Mi padre, que en la más gloriosa y merecida paz descanse, me contó muchas historias sobre sus aventuras, sus viajes y, lo que más me gustaba, sus batallas. A pesar de ser un feroz guerrero, querido por sus aliados y temido por sus enemigos, era un hombre de paz. Antes de estallar La Guerra Negra por culpa de un insensato mago novicio, mi padre conoció muchas personas de altos cargos de todas las razas, y entre ellos, a los grandes jinetes de dragones, los señores de los vientos de las montañas volcánicas de Warmberg.

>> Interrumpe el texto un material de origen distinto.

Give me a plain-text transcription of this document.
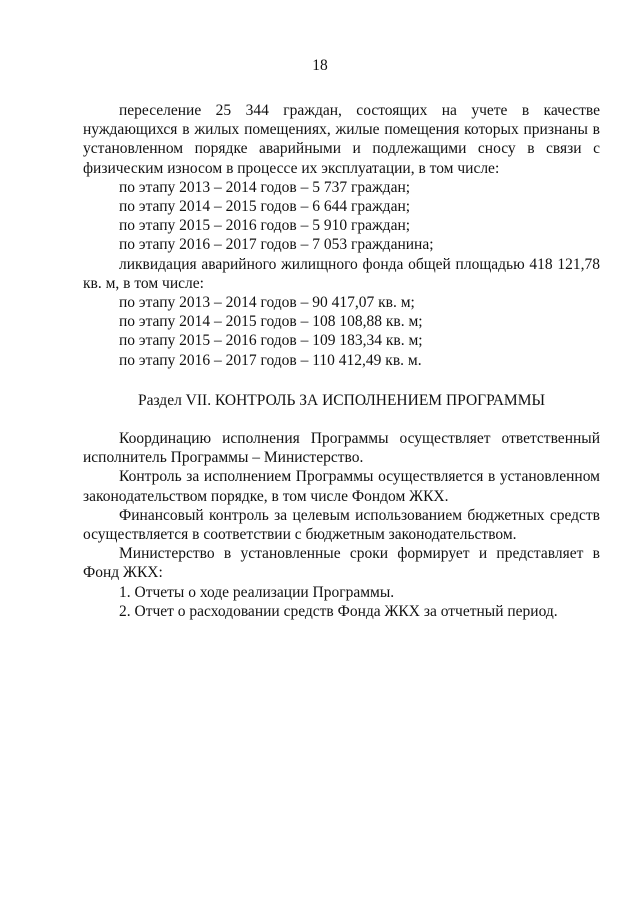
18

переселение 25 344 граждан, состоящих на учете в качестве нуждающихся в жилых помещениях, жилые помещения которых признаны в установленном порядке аварийными и подлежащими сносу в связи с физическим износом в процессе их эксплуатации, в том числе:

по этапу 2013 – 2014 годов – 5 737 граждан;

по этапу 2014 – 2015 годов – 6 644 граждан;

по этапу 2015 – 2016 годов – 5 910 граждан;

по этапу 2016 – 2017 годов – 7 053 гражданина;

ликвидация аварийного жилищного фонда общей площадью 418 121,78 кв. м, в том числе:

по этапу 2013 – 2014 годов – 90 417,07 кв. м;

по этапу 2014 – 2015 годов – 108 108,88 кв. м;

по этапу 2015 – 2016 годов – 109 183,34 кв. м;

по этапу 2016 – 2017 годов – 110 412,49 кв. м.

Раздел VII. КОНТРОЛЬ ЗА ИСПОЛНЕНИЕМ ПРОГРАММЫ

Координацию исполнения Программы осуществляет ответственный исполнитель Программы – Министерство.

Контроль за исполнением Программы осуществляется в установленном законодательством порядке, в том числе Фондом ЖКХ.

Финансовый контроль за целевым использованием бюджетных средств осуществляется в соответствии с бюджетным законодательством.

Министерство в установленные сроки формирует и представляет в Фонд ЖКХ:

1. Отчеты о ходе реализации Программы.

2. Отчет о расходовании средств Фонда ЖКХ за отчетный период.
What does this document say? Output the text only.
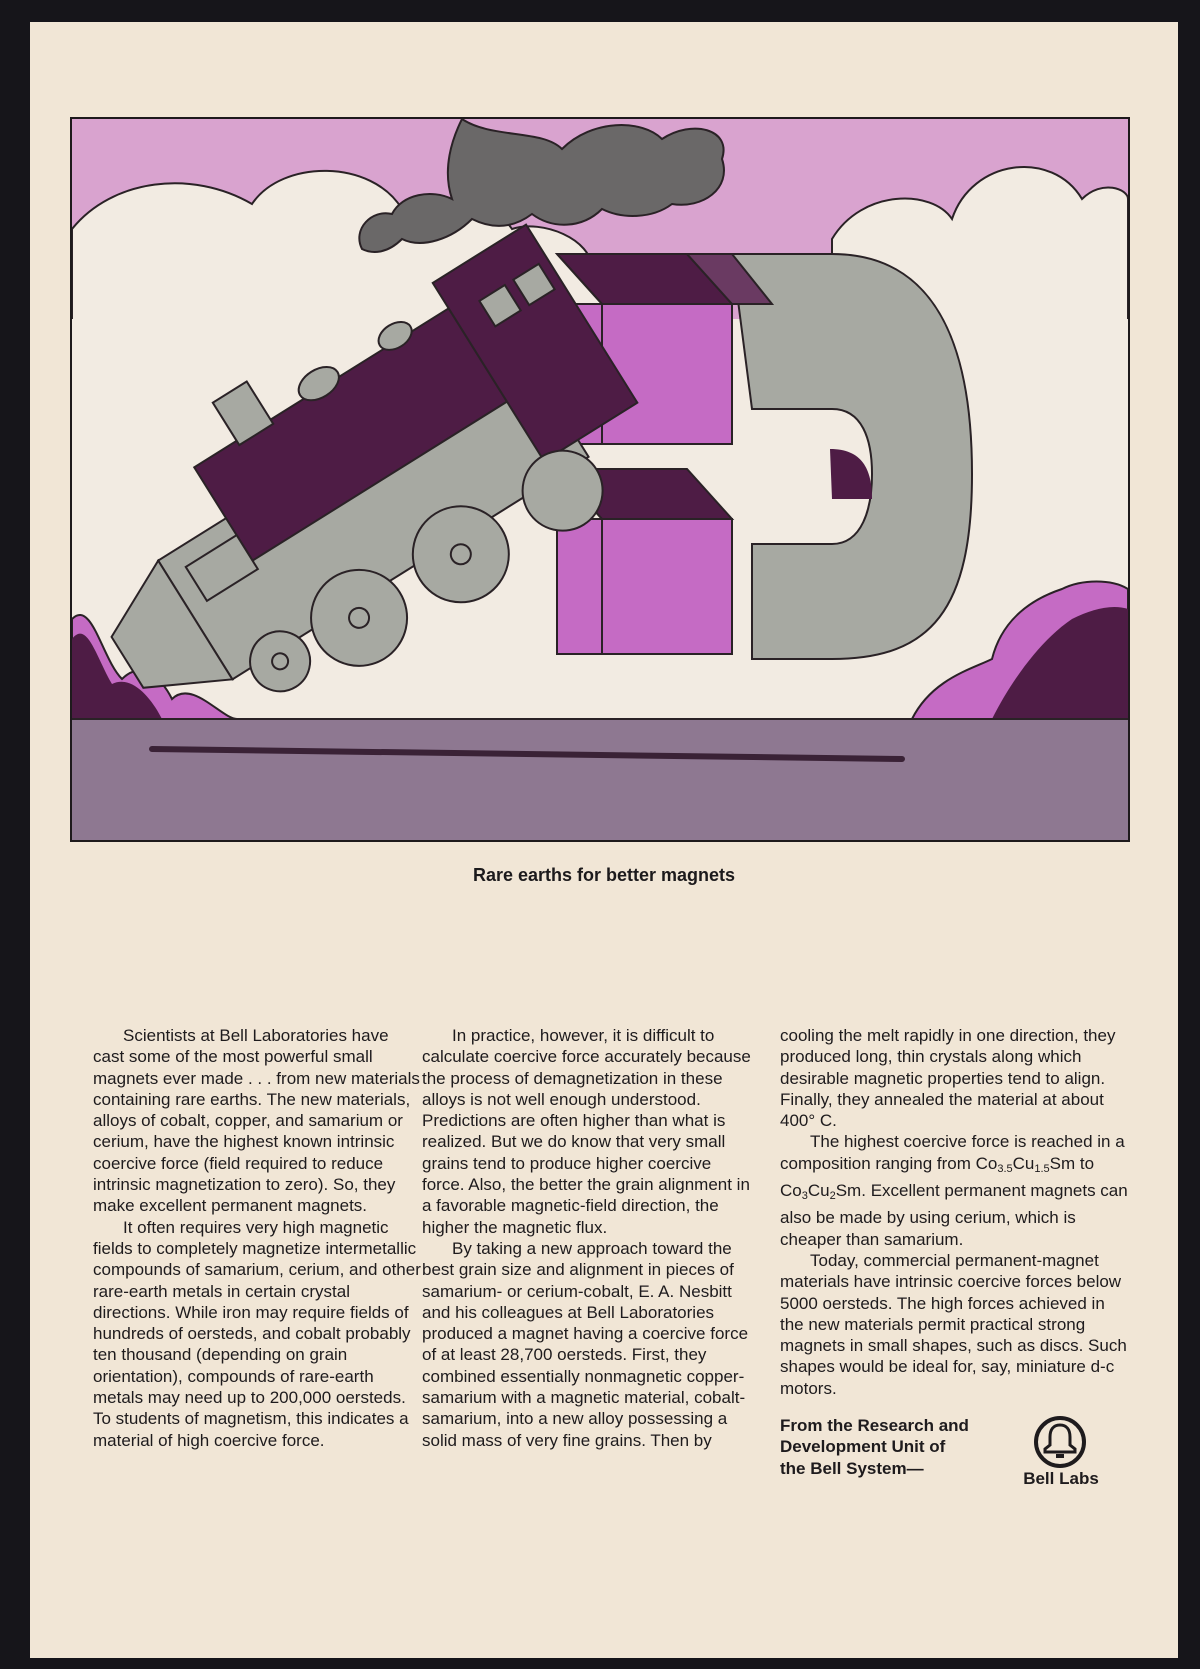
Rare earths for better magnets

Scientists at Bell Laboratories have cast some of the most powerful small magnets ever made . . . from new materials containing rare earths. The new materials, alloys of cobalt, copper, and samarium or cerium, have the highest known intrinsic coercive force (field required to reduce intrinsic magnetization to zero). So, they make excellent permanent magnets.

It often requires very high magnetic fields to completely magnetize intermetallic compounds of samarium, cerium, and other rare-earth metals in certain crystal directions. While iron may require fields of hundreds of oersteds, and cobalt probably ten thousand (depending on grain orientation), compounds of rare-earth metals may need up to 200,000 oersteds. To students of magnetism, this indicates a material of high coercive force.

In practice, however, it is difficult to calculate coercive force accurately because the process of demagnetization in these alloys is not well enough understood. Predictions are often higher than what is realized. But we do know that very small grains tend to produce higher coercive force. Also, the better the grain alignment in a favorable magnetic-field direction, the higher the magnetic flux.

By taking a new approach toward the best grain size and alignment in pieces of samarium- or cerium-cobalt, E. A. Nesbitt and his colleagues at Bell Laboratories produced a magnet having a coercive force of at least 28,700 oersteds. First, they combined essentially nonmagnetic copper-samarium with a magnetic material, cobalt-samarium, into a new alloy possessing a solid mass of very fine grains. Then by

cooling the melt rapidly in one direction, they produced long, thin crystals along which desirable magnetic properties tend to align. Finally, they annealed the material at about 400° C.

The highest coercive force is reached in a composition ranging from $Co_{3.5}Cu_{1.5}Sm$ to $Co_3Cu_2Sm$. Excellent permanent magnets can also be made by using cerium, which is cheaper than samarium.

Today, commercial permanent-magnet materials have intrinsic coercive forces below 5000 oersteds. The high forces achieved in the new materials permit practical strong magnets in small shapes, such as discs. Such shapes would be ideal for, say, miniature d-c motors.

From the Research and
Development Unit of
the Bell System—
Bell Labs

Uno de estos jinetes, tenía la costumbre de escribir unos diarios de guerra, que escribía durante el transcurso de las batallas que libraba y anotaba, algunas veces con gran detalle, las cosas que había hecho ese dia sobre el campo de batalla. A mi padre le gustó la idea, y decidió escribir los suyos propios. Él nunca me contó que adquirió esta costumbre, hasta que el dia que falleció, moribundo en su cama, me sucedió su legado, innumerables títulos nobiliarios y un pesado baúl adornado con preciosas piedras élficas, que contenia cientos de diarios de guerra que escribió a lo largo de los años y que contenian todas las atrocidades que cometió sobre la arena. Ni yo mismo creia alguna de las cosas que me contaba, pero cuando las vi reflejadas en esas hojas, derramé una lágrima pensando en el tremendo peso de la conciencia con la que cargaba mi padre.
Me dispongo para la batalla, y mis armas más mortíferas serán la tínta y la pluma.